Henry Fouquier of Le Figaro: Jarry's play
"brought a kind of release... At least it has begun
to put an end to the Terror
which has been reigning over our literature."
Henry Bauer of Echo de Paris: "From this huge and
strangely suggestive figure of Ubu blows the wind of
destruction, of inspiration for contemporary young
people, which overthrows the
traditional respects and scholarly preconceptions.

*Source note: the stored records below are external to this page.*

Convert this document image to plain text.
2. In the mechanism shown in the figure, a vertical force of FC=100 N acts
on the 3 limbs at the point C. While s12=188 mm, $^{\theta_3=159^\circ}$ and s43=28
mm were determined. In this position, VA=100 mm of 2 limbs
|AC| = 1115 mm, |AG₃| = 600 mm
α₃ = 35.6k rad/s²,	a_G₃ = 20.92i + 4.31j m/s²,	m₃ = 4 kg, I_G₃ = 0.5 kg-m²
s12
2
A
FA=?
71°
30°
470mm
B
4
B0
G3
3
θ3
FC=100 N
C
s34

And the type will remain."
THE SIGNIFICANCE
In its
all-pervasive desire to pound human morality to a bloody
pulp, Ubu Roi not only served as an extremely grotesque
and unflattering funhouse mirror to the ignobility of the
human condition, but it also created an entirely new
category of drama -- that of absurdism. On that evening
in 1896 the Theater of the Absurd was born, ushering in a
whole new age of philosophical irrationality. Beckett and
Ionesco followed, but Ubu was the first inhuman
protagonist in drama, the dramatic harbinger of our own
senseless and angst-ridden epoch. Jarry's view of human
nature as thoroughly base, and the universe as a foul
hell-hole where evil always triumphs, was understandably
horrifying to many of those who were exposed to it for
the first time. But there was also a transcendent humor
-- the ironic humor of someone who was enough of a
megalomaniac to sit back and view the entire human
condition as a demented puppet theatre.